Nilai Instrumental harus tetap mengacu kepada nilai-nilai dasar yang dijabarkannya Penjabaran itu bisa dilakukan secara kreatif dan dinamis dalam bentuk-bentuk baru untuk mewujudkan semangat yang sama dan dalam batas-batasyang dimungkinkan oleh nilai dasar itu. Penjabaran itu jelas tidak boleh bertentangan dengan nilai-nilai dasarnya.
B.    Macam-Macam Nilai
Dalam filsafat, nilai dibedakan dalam tiga macam, yaitu
1.     Nilai logika adalah nilai benar salah.
2.     Nilai estetika adalah nilai indah tidak indah.
3.     Nilai etika/moral adalah nilai baik buruk.[2]
Berdasarkan klasifikasi di atas, kita dapat memberikan contoh dalam kehidupan. Jika seorang siswa dapat menjawab suatu pertanyaan, ia benar secara logika. Apabila ia keliru dalam menjawab, kita katakan salah. Kita tidak bisa mengatakan siswa itu buruk karena jawabanya salah. Buruk adalah nilai moral sehingga bukan pada tempatnya kita mengatakan demikian.
Contoh nilai estetika adalah apabila kita melihat suatu pemandangan, menonton sebuah pentas pertunjukan, atau merasakan makanan, nilai estetika bersifat subjektif pada diri yang bersangkutan. Seseorang akan merasa senang dengan melihat sebuah lukisan yang menurutnya sangat indah, tetapi orang lain mungkin tidak suka dengan lukisan itu. Kita tidak bisa memaksakan bahwa luikisan itu indah.
Nilai moral adalah suatu bagian dari nilai, yaitu nilai yang menangani kelakuan baik atau buruk dari manusia.moral selalu berhubungan dengan nilai, tetapi tidak semua nilai adalah nilai moral. Moral berhubungan dengan kelakuan atau tindakan manusia. Nilai moral inilah yang lebih terkait dengan tingkah laku kehidupan kita sehari-hari.
As-Shadr, Muhammad Baqir menyebutkan adanya 3 macam nilai.
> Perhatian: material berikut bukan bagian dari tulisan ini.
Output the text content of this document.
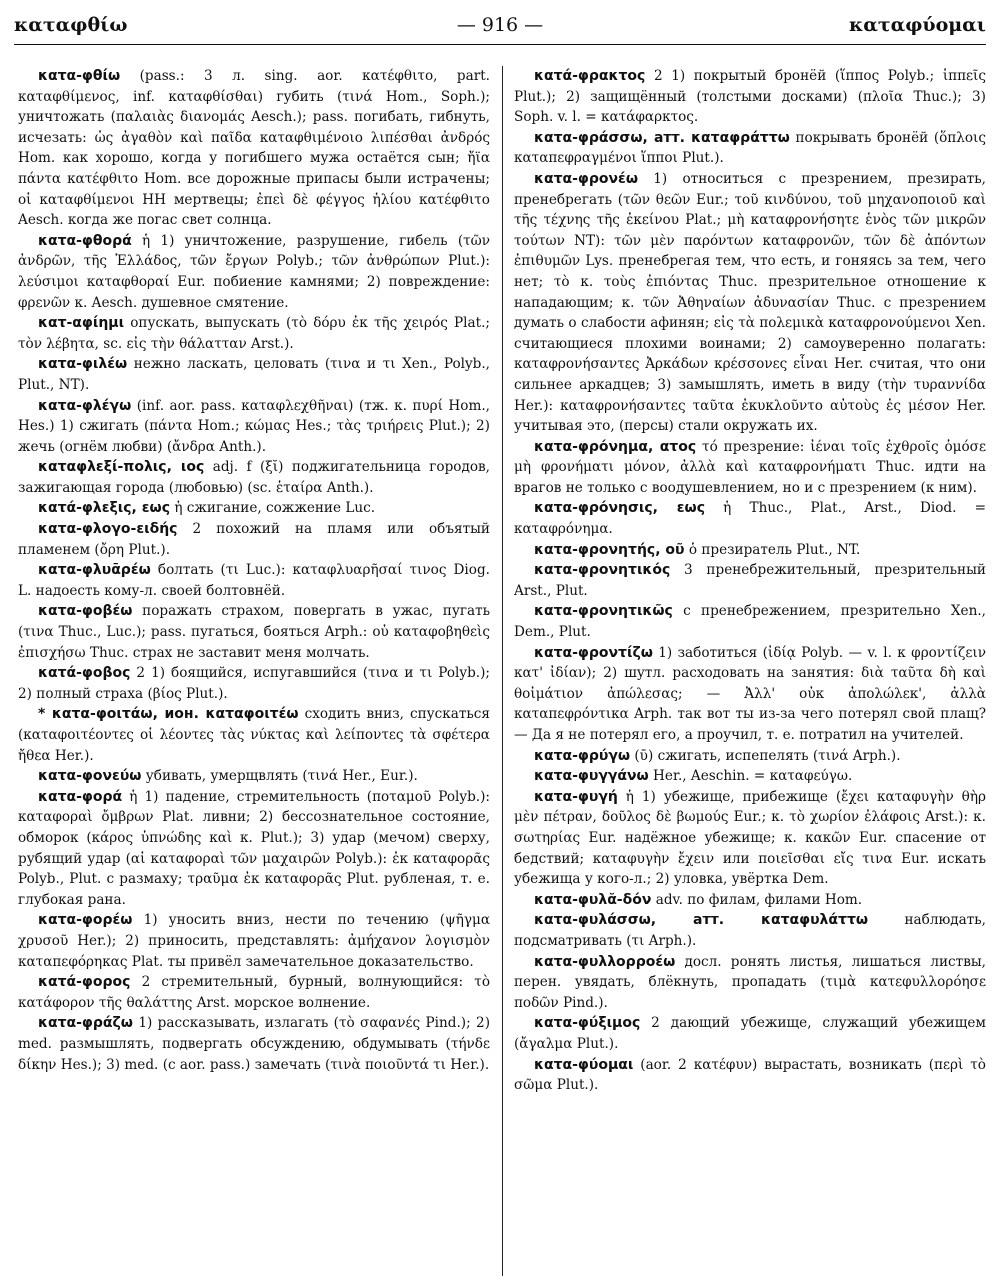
καταφθίω	— 916 —	καταφύομαι

κατα-φθίω (pass.: 3 л. sing. aor. κατέφθιτο, part. καταφθίμενος, inf. καταφθίσθαι) губить (τινά Hom., Soph.); уничтожать (παλαιὰς διανομάς Aesch.); pass. погибать, гибнуть, исчезать: ὡς ἀγαθὸν καὶ παῖδα καταφθιμένοιο λιπέσθαι ἀνδρός Hom. как хорошо, когда у погибшего мужа остаётся сын; ἤϊα πάντα κατέφθιτο Hom. все дорожные припасы были истрачены; οἱ καταφθίμενοι НН мертвецы; ἐπεὶ δὲ φέγγος ἡλίου κατέφθιτο Aesch. когда же погас свет солнца.

κατα-φθορά ἡ 1) уничтожение, разрушение, гибель (τῶν ἀνδρῶν, τῆς Ἑλλάδος, τῶν ἔργων Polyb.; τῶν ἀνθρώπων Plut.): λεύσιμοι καταφθοραί Eur. побиение камнями; 2) повреждение: φρενῶν κ. Aesch. душевное смятение.

κατ-αφίημι опускать, выпускать (τὸ δόρυ ἐκ τῆς χειρός Plat.; τὸν λέβητα, sc. εἰς τὴν θάλατταν Arst.).

κατα-φιλέω нежно ласкать, целовать (τινα и τι Xen., Polyb., Plut., NT).

κατα-φλέγω (inf. aor. pass. καταφλεχθῆναι) (тж. κ. πυρί Hom., Hes.) 1) сжигать (πάντα Hom.; κώμας Hes.; τὰς τριήρεις Plut.); 2) жечь (огнём любви) (ἄνδρα Anth.).

καταφλεξί-πολις, ιος adj. f (ξῐ) поджигательница городов, зажигающая города (любовью) (sc. ἑταίρα Anth.).

κατά-φλεξις, εως ἡ сжигание, сожжение Luc.

κατα-φλογο-ειδής 2 похожий на пламя или объятый пламенем (ὄρη Plut.).

κατα-φλυᾱρέω болтать (τι Luc.): καταφλυαρῆσαί τινος Diog. L. надоесть кому-л. своей болтовнёй.

κατα-φοβέω поражать страхом, повергать в ужас, пугать (τινα Thuc., Luc.); pass. пугаться, бояться Arph.: οὐ καταφοβηθεὶς ἐπισχήσω Thuc. страх не заставит меня молчать.

κατά-φοβος 2 1) боящийся, испугавшийся (τινα и τι Polyb.); 2) полный страха (βίος Plut.).

* κατα-φοιτάω, ион. καταφοιτέω сходить вниз, спускаться (καταφοιτέοντες οἱ λέοντες τὰς νύκτας καὶ λείποντες τὰ σφέτερα ἤθεα Her.).

κατα-φονεύω убивать, умерщвлять (τινά Her., Eur.).

κατα-φορά ἡ 1) падение, стремительность (ποταμοῦ Polyb.): καταφοραὶ ὄμβρων Plat. ливни; 2) бессознательное состояние, обморок (κάρος ὑπνώδης καὶ κ. Plut.); 3) удар (мечом) сверху, рубящий удар (αἱ καταφοραὶ τῶν μαχαιρῶν Polyb.): ἐκ καταφορᾶς Polyb., Plut. с размаху; τραῦμα ἐκ καταφορᾶς Plut. рубленая, т. е. глубокая рана.

κατα-φορέω 1) уносить вниз, нести по течению (ψῆγμα χρυσοῦ Her.); 2) приносить, представлять: ἀμήχανον λογισμὸν καταπεφόρηκας Plat. ты привёл замечательное доказательство.

κατά-φορος 2 стремительный, бурный, волнующийся: τὸ κατάφορον τῆς θαλάττης Arst. морское волнение.

κατα-φράζω 1) рассказывать, излагать (τὸ σαφανές Pind.); 2) med. размышлять, подвергать обсуждению, обдумывать (τήνδε δίκην Hes.); 3) med. (с aor. pass.) замечать (τινὰ ποιοῦντά τι Her.).

κατά-φρακτος 2 1) покрытый бронёй (ἵππος Polyb.; ἱππεῖς Plut.); 2) защищённый (толстыми досками) (πλοῖα Thuc.); 3) Soph. v. l. = κατάφαρκτος.

κατα-φράσσω, атт. καταφράττω покрывать бронёй (ὅπλοις καταπεφραγμένοι ἵπποι Plut.).

κατα-φρονέω 1) относиться с презрением, презирать, пренебрегать (τῶν θεῶν Eur.; τοῦ κινδύνου, τοῦ μηχανοποιοῦ καὶ τῆς τέχνης τῆς ἐκείνου Plat.; μὴ καταφρονήσητε ἑνὸς τῶν μικρῶν τούτων NT): τῶν μὲν παρόντων καταφρονῶν, τῶν δὲ ἀπόντων ἐπιθυμῶν Lys. пренебрегая тем, что есть, и гоняясь за тем, чего нет; τὸ κ. τοὺς ἐπιόντας Thuc. презрительное отношение к нападающим; κ. τῶν Ἀθηναίων ἀδυνασίαν Thuc. с презрением думать о слабости афинян; εἰς τὰ πολεμικὰ καταφρονούμενοι Xen. считающиеся плохими воинами; 2) самоуверенно полагать: καταφρονήσαντες Ἀρκάδων κρέσσονες εἶναι Her. считая, что они сильнее аркадцев; 3) замышлять, иметь в виду (τὴν τυραννίδα Her.): καταφρονήσαντες ταῦτα ἐκυκλοῦντο αὐτοὺς ἐς μέσον Her. учитывая это, (персы) стали окружать их.

κατα-φρόνημα, ατος τό презрение: ἰέναι τοῖς ἐχθροῖς ὁμόσε μὴ φρονήματι μόνον, ἀλλὰ καὶ καταφρονήματι Thuc. идти на врагов не только с воодушевлением, но и с презрением (к ним).

κατα-φρόνησις, εως ἡ Thuc., Plat., Arst., Diod. = καταφρόνημα.

κατα-φρονητής, οῦ ὁ презиратель Plut., NT.

κατα-φρονητικός 3 пренебрежительный, презрительный Arst., Plut.

κατα-φρονητικῶς с пренебрежением, презрительно Xen., Dem., Plut.

κατα-φροντίζω 1) заботиться (ἰδίᾳ Polyb. — v. l. к φροντίζειν κατ' ἰδίαν); 2) шутл. расходовать на занятия: διὰ ταῦτα δὴ καὶ θοἰμάτιον ἀπώλεσας; — Ἀλλ' οὐκ ἀπολώλεκ', ἀλλὰ καταπεφρόντικα Arph. так вот ты из-за чего потерял свой плащ? — Да я не потерял его, а проучил, т. е. потратил на учителей.

κατα-φρύγω (ῡ) сжигать, испепелять (τινά Arph.).

κατα-φυγγάνω Her., Aeschin. = καταφεύγω.

κατα-φυγή ἡ 1) убежище, прибежище (ἔχει καταφυγὴν θὴρ μὲν πέτραν, δοῦλος δὲ βωμούς Eur.; κ. τὸ χωρίον ἐλάφοις Arst.): κ. σωτηρίας Eur. надёжное убежище; κ. κακῶν Eur. спасение от бедствий; καταφυγὴν ἔχειν или ποιεῖσθαι εἴς τινα Eur. искать убежища у кого-л.; 2) уловка, увёртка Dem.

κατα-φυλᾰ-δόν adv. по филам, филами Hom.

κατα-φυλάσσω, атт. καταφυλάττω наблюдать, подсматривать (τι Arph.).

κατα-φυλλορροέω досл. ронять листья, лишаться листвы, перен. увядать, блёкнуть, пропадать (τιμὰ κατεφυλλορόησε ποδῶν Pind.).

κατα-φύξιμος 2 дающий убежище, служащий убежищем (ἄγαλμα Plut.).

κατα-φύομαι (aor. 2 κατέφυν) вырастать, возникать (περὶ τὸ σῶμα Plut.).
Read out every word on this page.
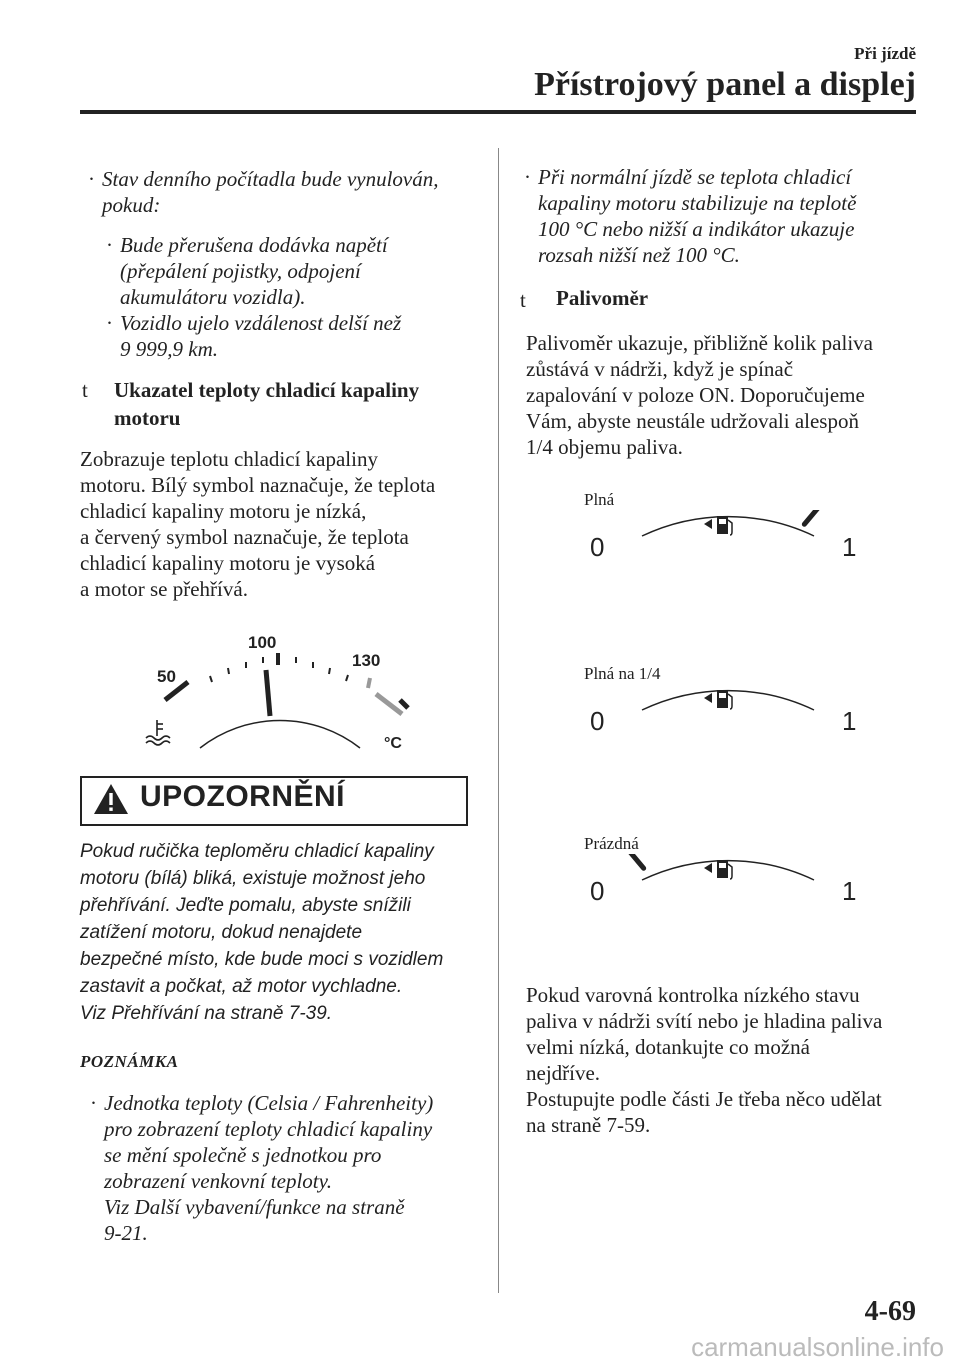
Při jízdě
Přístrojový panel a displej
· Stav denního počítadla bude vynulován,
pokud:
· Bude přerušena dodávka napětí
(přepálení pojistky, odpojení
akumulátoru vozidla).
· Vozidlo ujelo vzdálenost delší než
9 999,9 km.
t Ukazatel teploty chladicí kapaliny
motoru
Zobrazuje teplotu chladicí kapaliny
motoru. Bílý symbol naznačuje, že teplota
chladicí kapaliny motoru je nízká,
a červený symbol naznačuje, že teplota
chladicí kapaliny motoru je vysoká
a motor se přehřívá.
50
100
130
°C
UPOZORNĚNÍ
Pokud ručička teploměru chladicí kapaliny
motoru (bílá) bliká, existuje možnost jeho
přehřívání. Jeďte pomalu, abyste snížili
zatížení motoru, dokud nenajdete
bezpečné místo, kde bude moci s vozidlem
zastavit a počkat, až motor vychladne.
Viz Přehřívání na straně 7-39.
POZNÁMKA
· Jednotka teploty (Celsia / Fahrenheity)
pro zobrazení teploty chladicí kapaliny
se mění společně s jednotkou pro
zobrazení venkovní teploty.
Viz Další vybavení/funkce na straně
9-21.
· Při normální jízdě se teplota chladicí
kapaliny motoru stabilizuje na teplotě
100 °C nebo nižší a indikátor ukazuje
rozsah nižší než 100 °C.
t Palivoměr
Palivoměr ukazuje, přibližně kolik paliva
zůstává v nádrži, když je spínač
zapalování v poloze ON. Doporučujeme
Vám, abyste neustále udržovali alespoň
1/4 objemu paliva.
Plná
0	1
Plná na 1/4
0	1
Prázdná
0	1
Pokud varovná kontrolka nízkého stavu
paliva v nádrži svítí nebo je hladina paliva
velmi nízká, dotankujte co možná
nejdříve.
Postupujte podle části Je třeba něco udělat
na straně 7-59.
4-69
carmanualsonline.info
Ketiga nilai itu adalah sebagai berikut.
1)     Nilai material, yaitu segala sesuatu yang berguna bagi kehidupan jasmani manusia atau kebutuhan ragawi manusia.
2)     Nilai vital, yaitu segala sesuatu yang berguna bagi manusia untuk dapat mengadakan kegiatan atau aktivitas.
3)     Nilai kerohanian, yaitu segala sesuatu yang berguna bagi rohani manusia.[3]
Nilai kerohanian meliputi:
a)     Nilai kebenaran yang bersumber pada akal (rasio, budi, cipta) manusia.
b)     Nilai keindahan atau nilai estetis yang bersumber pada unsur perasaan (emotion) manusia.
c)     Nilai kebaikan atau nilai moral yang bersumber pada unsur kehendak (karsa, Will) manusia.
Nilai religius yang merupakan nilai keohanian tertinggi dan mutlak serta bersumber pada kepercayaan atau keyakinan manusia.

BAB III
P E N U T U P
Berdasarkan uraian-uraian yang penulis kemukakan pada bab-bab sebelumnya, maka pada bab terakhir ini penulis dapat mengambil beberapa kesimpulan serta mengajukan beberapa saran.
A.    Kesimpulan
1.     Nilai adalah sesuatu yang berharga, bermutu, menunjukkan kualitas, dan berguna bagi manusia. Sesuatu itu bernilai berarti sesuatu itu berharga atau berguna bagi kehidupan manusia.
2.     Nilai moral adalah suatu bagian dari nilai, yaitu nilai yang menangani kelakuan baik atau buruk dari manusia.moral selalu berhubungan dengan nilai, tetapi tidak semua nilai adalah nilai moral. Moral berhubungan dengan kelakuan atau tindakan manusia. Nilai moral inilah yang lebih terkait dengan tingkah laku kehidupan kita sehari-hari.
B.    Saran - Saran
1.     Disaran Bagi umat islam yang hendak melakukan pengkajian yang sangat mendalam tentang ilmu filsafat Islam.
2.     Disarankan kepada pihak Perguruan Tinggi Islam untuk dapat menyediakan Dosen yang ahli dalam ilmu filsafat Islam.



DAFTAR PUSTAKA

As-Shadr, Muhammad Baqir. Falsafatuna. Terj. M. Nur Mufid bin Ali. Bandung: Penerbit Mizan. 1995.
Rosenthal, Franz. Keagungan Ilmu Terj. Syed Muhamad Dawilah Syed Abdullah. Kuala Lumpur: Dewan Bahasa dan Pustaka. 1997.
Jujun S, Suriasumantri., “Filsasfat Ilmu”, sebuah pengantar populer. Pustaka Sinar Harapan: Jakarta. 2003,




[1] Jujun S, Suriasumantri., “Filsasfat Ilmu”, Sebuah Pengantar Populer. (Jakarta: Pustaka Sinar Harapan: 2003), hal. 30,
[2] Jujun S, Suriasumantri., “Filsasfat..................., hal 66
[3] As-Shadr, Muhammad Baqir. Falsafatuna. Terj. M. Nur Mufid bin Ali. (Bandung: Penerbit Mizan. 1995), hal. 39.